The building now known as Grove House has a long history. Malcolm Neesam in his Harrogate Great Chronicle 1332-1841 gives the date of the first surviving reference to a house on the site as 1728. This was when it was an inn known as the World’s End. It was advertised that year as having 25 acres of good land. He suggests it may date back to the reign of Charles II, since inns of that name often have associations with the troubled Civil War period and the execution of Charles I. The name World’s End was also often used for inns in isolated places, which it would have been at that time. There is of course also the more local connection with Mother Shipton and her famous prophecy (There is still a pub with that name in Knaresborough). The inn was built at the time when Harrogate was developing as a spa town and served visitors alongside larger establishments like the nearby Granby Hotel. It was rebuilt in the late 1740s and this structure was retained as a central core when later additions were made. By the close of the eighteenth century, for some reason, it had ceased to be an inn, been renamed Grove House and converted for use as a school. It was then taken in 1809 by Barbara Hoole, also known as Hofland, the celebrated authoress of A Season at Harrogate, published in 1811.

Over the succeeding years it was then a lodging house and again a school before being acquired by Samson Fox in 1882. Fox, a direct ancestor of Edward Fox, the actor, was a Victorian industrialist and benefactor to the nation and the local community. He donated, for example, sufficient monies to build the Royal College of Music in London. He served as Mayor of Harrogate for three successive years. His architect, T. Butler-Wilson, added flanking wings to the original building, a stone porte cochere and heavy crenellation. The Royal Stables were erected with an ornate clock. By purchasing further portions of land in the immediate locality, the estate eventually was increased to some 40 acres. For example, the land that accommodated the gatehouse at the entrance to the estate, where a bungalow was built. The grounds housed a science laboratory and observatory.

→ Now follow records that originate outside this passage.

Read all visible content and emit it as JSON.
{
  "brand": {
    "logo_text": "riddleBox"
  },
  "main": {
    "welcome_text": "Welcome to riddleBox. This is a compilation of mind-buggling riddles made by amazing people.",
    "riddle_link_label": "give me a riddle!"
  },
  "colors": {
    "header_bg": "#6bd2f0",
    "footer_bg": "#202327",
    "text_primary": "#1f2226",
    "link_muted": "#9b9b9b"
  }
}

Most of the stained glass and oak panelling came from the old Dragon Hotel on the opposite side of Skipton Road, just over the bridge. The clock tower for the stables, together with most of the stone used in building the east wing, tower and stables also came from that Hotel. The glass screen by the dining room had dragons encompassed in the design of the glasswork. The house was equipped with gas lighting and central heating, generated from a water gas plant within the grounds. The west wing which provided bedrooms 3, 4, 5, and 6, in the later premises of the R.A.O.B., the first floor TV lounge and the Grand Secretary's office and Lodge room was originally built to provide a suite of rooms for the Prince of Wales (later King Edward VII) and his entourage when visiting Yorkshire, and included a library, billiard room and small gallery. The east wing, on the site of the former Grove House Winter Gardens was built to provide a music and ballroom (bedrooms 1, 2, the annex and library) together with an art gallery on the first floor (bedrooms 7 to 16). A special souvenir Christmas card of 1902 from Mr. Samson Fox, CE., JP, measuring almost four feet across, depicting the picture gallery is held in the custody of the Grand Secretary as is a photograph album showing Grove House as a residence before the east wing was built. It was discovered in a dustbin by a refuse collector who was a member of the Order.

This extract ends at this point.